MORGAN is actually more about Kate Mara’s character.  Early on the film focuses on her investigation, and later on it follows her pursuit of the escaped Morgan, when the film turns into an action thriller.

The confrontation between Lee and Morgan near the end of the film is one of the more riveting female fight sequences I’ve seen in a while.  It was really intense.  I loved the way it was edited.  A great job here by director Luke Scott, in what might be the best scene in the movie.

Anya Taylor-Joy also played Thomasin in THE WITCH (2015), and she was better in that movie.  Of course, she also had more to do, and it was a better written part.

The rest of the cast is very good.

Rose Leslie from TV’s DOWNTON ABBEY and GAME OF THRONES plays Dr. Amy Menser, a behaviorist, who probably is closest to Morgan.  Toby Jones, the son of Hammer Films’ character actor Freddie Jones, plays Dr. Simon Ziegler, a man who is clearly proud of Morgan and does not want the company interfering with his prized project, which he continually tells people took years and years of hard work to perfect.

Boyd Holbrook plays the likable and easy going chef Skip.  Holbrook was memorable in the Liam Neeson thriller A WALK AMONG THE TOMBSTONES (2014), and he was also in GONE GIRL (2014).  Chris Sullivan, who appeared in the first episode of STRANGER THINGS as Benny, the man who lost his life befriending young Eleven, plays Dr. Darren Finch, and Michelle Yeoh, who also just co-starred with Jason Statham in MECHANIC:  RESURRECTION (2016) plays the lead scientist of the group, Dr. Lui Cheng.
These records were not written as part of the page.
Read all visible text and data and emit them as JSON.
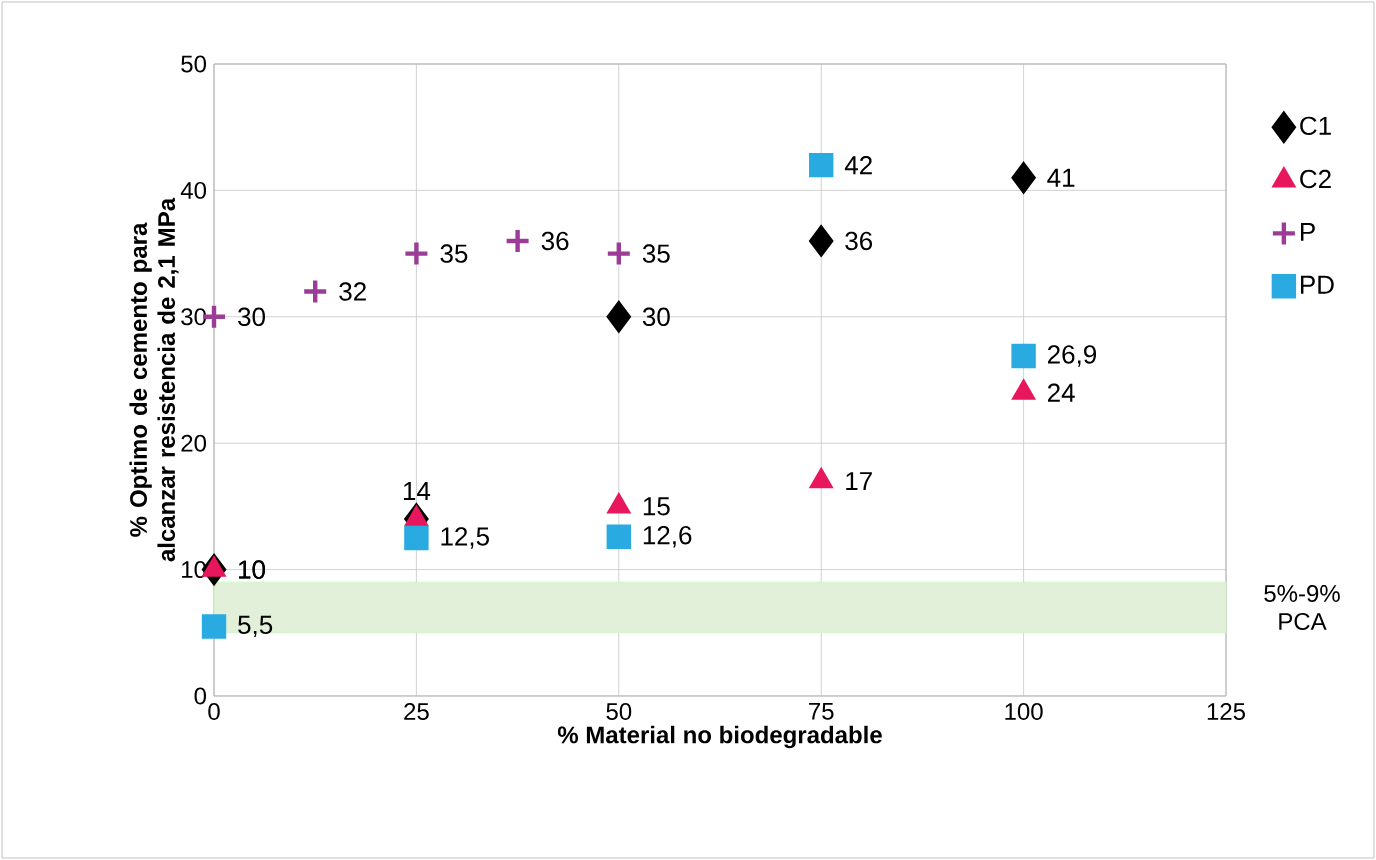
{
  "chart_data": {
    "type": "scatter",
    "xlabel": "% Material no biodegradable",
    "ylabel": "% Optimo de cemento para alcanzar resistencia de 2,1 MPa",
    "xlim": [
      0,
      125
    ],
    "xticks": [
      0,
      25,
      50,
      75,
      100,
      125
    ],
    "ylim": [
      0,
      50
    ],
    "yticks": [
      0,
      10,
      20,
      30,
      40,
      50
    ],
    "grid": true,
    "legend": "right",
    "series": [
      {
        "name": "C1",
        "color": "#000000",
        "marker": "diamond",
        "x": [
          0,
          25,
          50,
          75,
          100
        ],
        "values": [
          10,
          14,
          30,
          36,
          41
        ],
        "value_labels": [
          "10",
          "14",
          "30",
          "36",
          "41"
        ]
      },
      {
        "name": "C2",
        "color": "#e8175d",
        "marker": "triangle",
        "x": [
          0,
          25,
          50,
          75,
          100
        ],
        "values": [
          10,
          14,
          15,
          17,
          24
        ],
        "value_labels": [
          "10",
          null,
          "15",
          "17",
          "24"
        ]
      },
      {
        "name": "P",
        "color": "#9b3d96",
        "marker": "cross",
        "x": [
          0,
          12.5,
          25,
          37.5,
          50
        ],
        "values": [
          30,
          32,
          35,
          36,
          35
        ],
        "value_labels": [
          "30",
          "32",
          "35",
          "36",
          "35"
        ]
      },
      {
        "name": "PD",
        "color": "#29abe2",
        "marker": "square",
        "x": [
          0,
          25,
          50,
          75,
          100
        ],
        "values": [
          5.5,
          12.5,
          12.6,
          42,
          26.9
        ],
        "value_labels": [
          "5,5",
          "12,5",
          "12,6",
          "42",
          "26,9"
        ]
      }
    ],
    "bands": [
      {
        "axis": "y",
        "from": 5,
        "to": 9,
        "label": "5%-9% PCA",
        "color": "#e2efd9"
      }
    ]
  }
}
Paul Giamatti shows up for one scene as Dr. Alan Shapiro, the guy brought in to perform Morgan’s psychological evaluation.  It’s one of the better scenes in the movie, one I would have liked even more had I not seen most of it in the movie’s trailers.  Giamatti is always fun to watch, and he makes the most of this one sequence, which is pretty much all him.  Again, Morgan herself has little depth other than to show anger when pushed.

And even Brian Cox shows up for a brief second as the head of the company responsible for Morgan.
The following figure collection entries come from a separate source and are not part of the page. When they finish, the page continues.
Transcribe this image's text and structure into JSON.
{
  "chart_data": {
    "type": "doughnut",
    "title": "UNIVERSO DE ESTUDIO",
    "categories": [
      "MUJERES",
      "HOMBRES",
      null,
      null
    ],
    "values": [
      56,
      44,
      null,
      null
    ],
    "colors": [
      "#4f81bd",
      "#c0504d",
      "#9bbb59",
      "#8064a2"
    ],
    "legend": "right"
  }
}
Director Luke Scott does a nice job with this one.  The fight scene between Lee and Morgan is a keeper, and the other action sequences are also done well.
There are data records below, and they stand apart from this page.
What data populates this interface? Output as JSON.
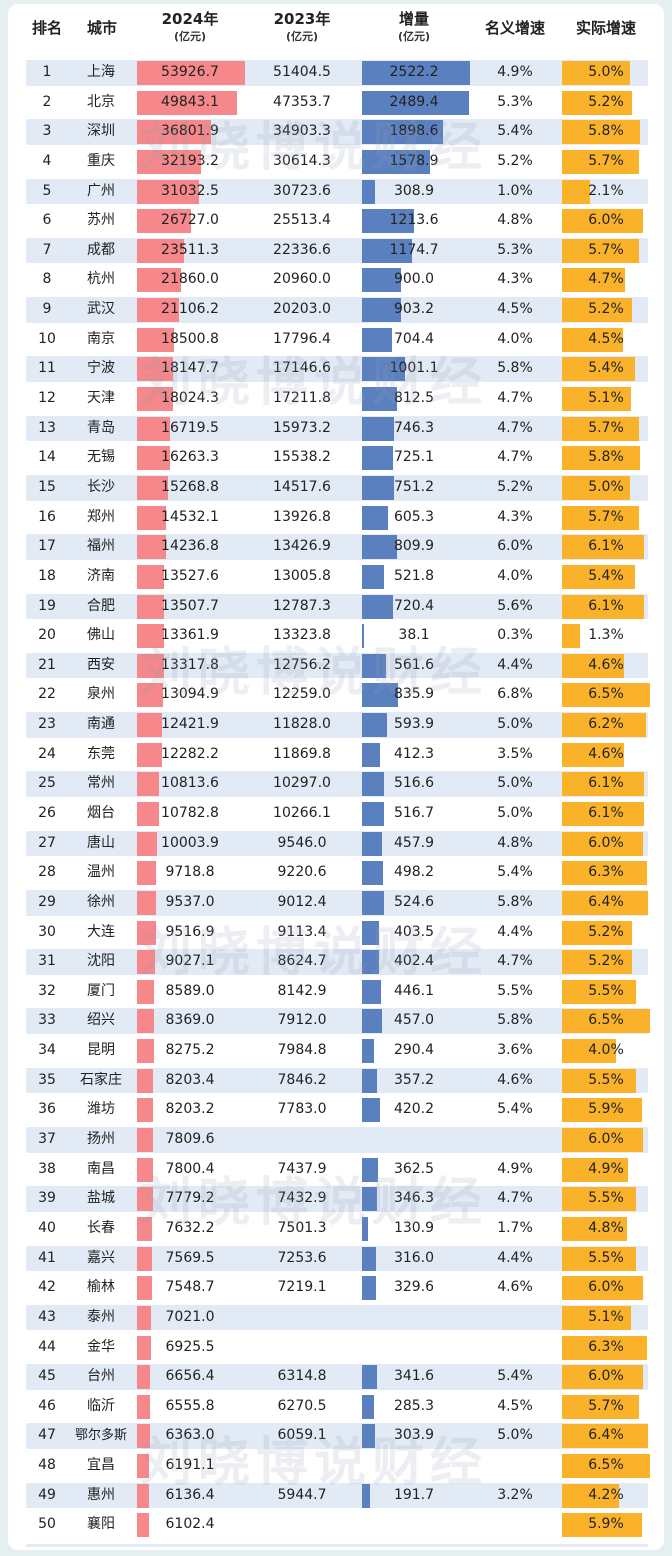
{
  "header": {
    "rank": "排名",
    "city": "城市",
    "gdp2024": "2024年",
    "gdp2024_unit": "(亿元)",
    "gdp2023": "2023年",
    "gdp2023_unit": "(亿元)",
    "increase": "增量",
    "increase_unit": "(亿元)",
    "nominal": "名义增速",
    "real": "实际增速"
  },
  "watermark": "刘晓博说财经",
  "colors": {
    "gdp2024_bar": "#f6878b",
    "increase_bar": "#5b80c0",
    "real_bar": "#f9b22a",
    "alt_row": "#e1eaf5"
  },
  "chart_data": {
    "type": "table",
    "columns": [
      "排名",
      "城市",
      "2024年(亿元)",
      "2023年(亿元)",
      "增量(亿元)",
      "名义增速",
      "实际增速"
    ],
    "rows": [
      [
        "1",
        "上海",
        "53926.7",
        "51404.5",
        "2522.2",
        "4.9%",
        "5.0%"
      ],
      [
        "2",
        "北京",
        "49843.1",
        "47353.7",
        "2489.4",
        "5.3%",
        "5.2%"
      ],
      [
        "3",
        "深圳",
        "36801.9",
        "34903.3",
        "1898.6",
        "5.4%",
        "5.8%"
      ],
      [
        "4",
        "重庆",
        "32193.2",
        "30614.3",
        "1578.9",
        "5.2%",
        "5.7%"
      ],
      [
        "5",
        "广州",
        "31032.5",
        "30723.6",
        "308.9",
        "1.0%",
        "2.1%"
      ],
      [
        "6",
        "苏州",
        "26727.0",
        "25513.4",
        "1213.6",
        "4.8%",
        "6.0%"
      ],
      [
        "7",
        "成都",
        "23511.3",
        "22336.6",
        "1174.7",
        "5.3%",
        "5.7%"
      ],
      [
        "8",
        "杭州",
        "21860.0",
        "20960.0",
        "900.0",
        "4.3%",
        "4.7%"
      ],
      [
        "9",
        "武汉",
        "21106.2",
        "20203.0",
        "903.2",
        "4.5%",
        "5.2%"
      ],
      [
        "10",
        "南京",
        "18500.8",
        "17796.4",
        "704.4",
        "4.0%",
        "4.5%"
      ],
      [
        "11",
        "宁波",
        "18147.7",
        "17146.6",
        "1001.1",
        "5.8%",
        "5.4%"
      ],
      [
        "12",
        "天津",
        "18024.3",
        "17211.8",
        "812.5",
        "4.7%",
        "5.1%"
      ],
      [
        "13",
        "青岛",
        "16719.5",
        "15973.2",
        "746.3",
        "4.7%",
        "5.7%"
      ],
      [
        "14",
        "无锡",
        "16263.3",
        "15538.2",
        "725.1",
        "4.7%",
        "5.8%"
      ],
      [
        "15",
        "长沙",
        "15268.8",
        "14517.6",
        "751.2",
        "5.2%",
        "5.0%"
      ],
      [
        "16",
        "郑州",
        "14532.1",
        "13926.8",
        "605.3",
        "4.3%",
        "5.7%"
      ],
      [
        "17",
        "福州",
        "14236.8",
        "13426.9",
        "809.9",
        "6.0%",
        "6.1%"
      ],
      [
        "18",
        "济南",
        "13527.6",
        "13005.8",
        "521.8",
        "4.0%",
        "5.4%"
      ],
      [
        "19",
        "合肥",
        "13507.7",
        "12787.3",
        "720.4",
        "5.6%",
        "6.1%"
      ],
      [
        "20",
        "佛山",
        "13361.9",
        "13323.8",
        "38.1",
        "0.3%",
        "1.3%"
      ],
      [
        "21",
        "西安",
        "13317.8",
        "12756.2",
        "561.6",
        "4.4%",
        "4.6%"
      ],
      [
        "22",
        "泉州",
        "13094.9",
        "12259.0",
        "835.9",
        "6.8%",
        "6.5%"
      ],
      [
        "23",
        "南通",
        "12421.9",
        "11828.0",
        "593.9",
        "5.0%",
        "6.2%"
      ],
      [
        "24",
        "东莞",
        "12282.2",
        "11869.8",
        "412.3",
        "3.5%",
        "4.6%"
      ],
      [
        "25",
        "常州",
        "10813.6",
        "10297.0",
        "516.6",
        "5.0%",
        "6.1%"
      ],
      [
        "26",
        "烟台",
        "10782.8",
        "10266.1",
        "516.7",
        "5.0%",
        "6.1%"
      ],
      [
        "27",
        "唐山",
        "10003.9",
        "9546.0",
        "457.9",
        "4.8%",
        "6.0%"
      ],
      [
        "28",
        "温州",
        "9718.8",
        "9220.6",
        "498.2",
        "5.4%",
        "6.3%"
      ],
      [
        "29",
        "徐州",
        "9537.0",
        "9012.4",
        "524.6",
        "5.8%",
        "6.4%"
      ],
      [
        "30",
        "大连",
        "9516.9",
        "9113.4",
        "403.5",
        "4.4%",
        "5.2%"
      ],
      [
        "31",
        "沈阳",
        "9027.1",
        "8624.7",
        "402.4",
        "4.7%",
        "5.2%"
      ],
      [
        "32",
        "厦门",
        "8589.0",
        "8142.9",
        "446.1",
        "5.5%",
        "5.5%"
      ],
      [
        "33",
        "绍兴",
        "8369.0",
        "7912.0",
        "457.0",
        "5.8%",
        "6.5%"
      ],
      [
        "34",
        "昆明",
        "8275.2",
        "7984.8",
        "290.4",
        "3.6%",
        "4.0%"
      ],
      [
        "35",
        "石家庄",
        "8203.4",
        "7846.2",
        "357.2",
        "4.6%",
        "5.5%"
      ],
      [
        "36",
        "潍坊",
        "8203.2",
        "7783.0",
        "420.2",
        "5.4%",
        "5.9%"
      ],
      [
        "37",
        "扬州",
        "7809.6",
        "",
        "",
        "",
        "6.0%"
      ],
      [
        "38",
        "南昌",
        "7800.4",
        "7437.9",
        "362.5",
        "4.9%",
        "4.9%"
      ],
      [
        "39",
        "盐城",
        "7779.2",
        "7432.9",
        "346.3",
        "4.7%",
        "5.5%"
      ],
      [
        "40",
        "长春",
        "7632.2",
        "7501.3",
        "130.9",
        "1.7%",
        "4.8%"
      ],
      [
        "41",
        "嘉兴",
        "7569.5",
        "7253.6",
        "316.0",
        "4.4%",
        "5.5%"
      ],
      [
        "42",
        "榆林",
        "7548.7",
        "7219.1",
        "329.6",
        "4.6%",
        "6.0%"
      ],
      [
        "43",
        "泰州",
        "7021.0",
        "",
        "",
        "",
        "5.1%"
      ],
      [
        "44",
        "金华",
        "6925.5",
        "",
        "",
        "",
        "6.3%"
      ],
      [
        "45",
        "台州",
        "6656.4",
        "6314.8",
        "341.6",
        "5.4%",
        "6.0%"
      ],
      [
        "46",
        "临沂",
        "6555.8",
        "6270.5",
        "285.3",
        "4.5%",
        "5.7%"
      ],
      [
        "47",
        "鄂尔多斯",
        "6363.0",
        "6059.1",
        "303.9",
        "5.0%",
        "6.4%"
      ],
      [
        "48",
        "宜昌",
        "6191.1",
        "",
        "",
        "",
        "6.5%"
      ],
      [
        "49",
        "惠州",
        "6136.4",
        "5944.7",
        "191.7",
        "3.2%",
        "4.2%"
      ],
      [
        "50",
        "襄阳",
        "6102.4",
        "",
        "",
        "",
        "5.9%"
      ]
    ]
  }
}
The biggest knock on this one is the screenplay by Seth W.Owen. I really expected this one to be a thought-provoking science fiction tale, but it’s not.  We never get inside Morgan’s head.  The concept of what it’s like to be an artificially intelligent being is hardly explored.  It’s covered very briefly when the scientists speak of Morgan’s rights, and Lee flatly denounces, “She has no rights.”  That’s it.  No debate, no wonder.

Later, in what is supposed to be a defining moment, Morgan declares “I feel alive.”  She says this, but she never acts it.  She only acts like an assassin out of a Bourne movie.

And that’s because MORGAN isn’t really a science fiction movie at all.  It’s a Bourne-style thriller featuring a humanoid in the lead rather than Jason Bourne.  But as such, it works.  While I was disappointed the film didn’t have more ambition in terms of its artificial intelligence story,  I definitely enjoyed the thriller aspects to this one, and the Lee -in pursuit of-Morgan story I found compelling and very watchable.  In fact, I would argue that the best part of MORGAN isn’t Anya Taylor-Joy as Morgan, but Kate Mara as Lee.  Mara is the driving force behind this movie.

There is a twist in this movie, one that I sniffed out from the get-go due to some obvious hints that perhaps shouldn’t have been placed there so prominently.  I for one wasn’t surprised in the least by the revelation at the end.

All in all, for what it was, I liked MORGAN and found it a fun way to spend 90 minutes at the movies.